I have tried using the Archi-Lab ‘Group Curves’ node (@Konrad_K_Sobon) and CurvesToPolyCurve by EnjoyRevit to sort curves into connected lists/PolyCurves, however neither return a result on nested lists.
I can’t attach the .rvt file since it exceeds 3MB, but i have attached the masses i was using, which linked inside mass families with mass floors added
Once you have your floor plate surfaces (either by intersection, or by grouping them by level), you could use the excellent “Group Curves” node from archi-lab. You can then sort the resulting curves by their total length (the biggest one being the outer-most curve and everything else being a hole) and proceed as usual:
Your explanation works for a two dimensional list (a list of lists), however I can’t get the Group Curves node to work for a three dimensional list (a list of lists of lists).
See image:
The top graph is operating on one solid, whereas the bottom graph is operating on three solids.

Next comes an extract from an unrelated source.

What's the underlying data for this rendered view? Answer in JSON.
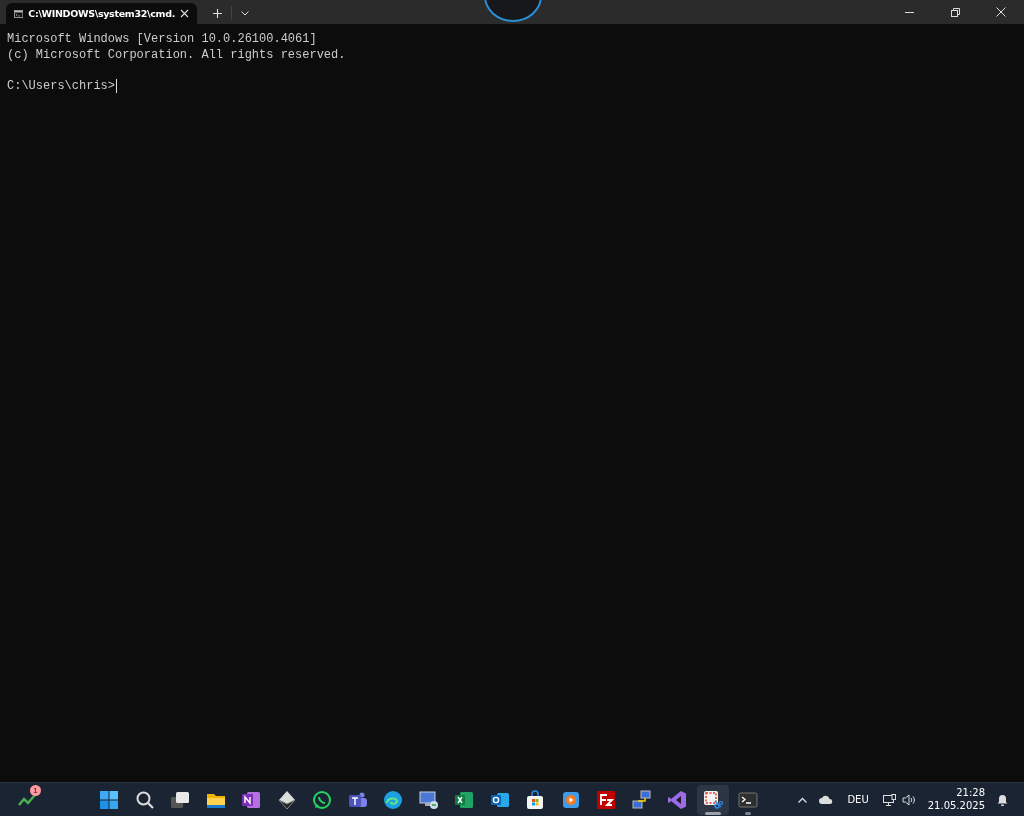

I’d like to avoid flattening completely, otherwise the data-structure of the curves will no longer match MassFloors and levels. Each floor must be placed on it’s appropriate level, rather than ‘Height Offset from Level’.
I’ll just have to find a way to make sure the lists can be re-organised afterwards.
P.S. as an aside, how is list lacing relevant on a component that only has one input (such as Curve Group? using the @level makes sense to access inner lists, is that what Longest list lacing is doing in this instance?
Might also want to convert the curves into a surface and then get the area, smallest area being the hole, instead of going by perimeter. While unlikely it is possible to get a false positive when comparing the curve lengths.
Just what was happening in my case. The outer perimeter was a smooth rectangle and the inner perimeter was a weird long curve. Thanks for the suggestion.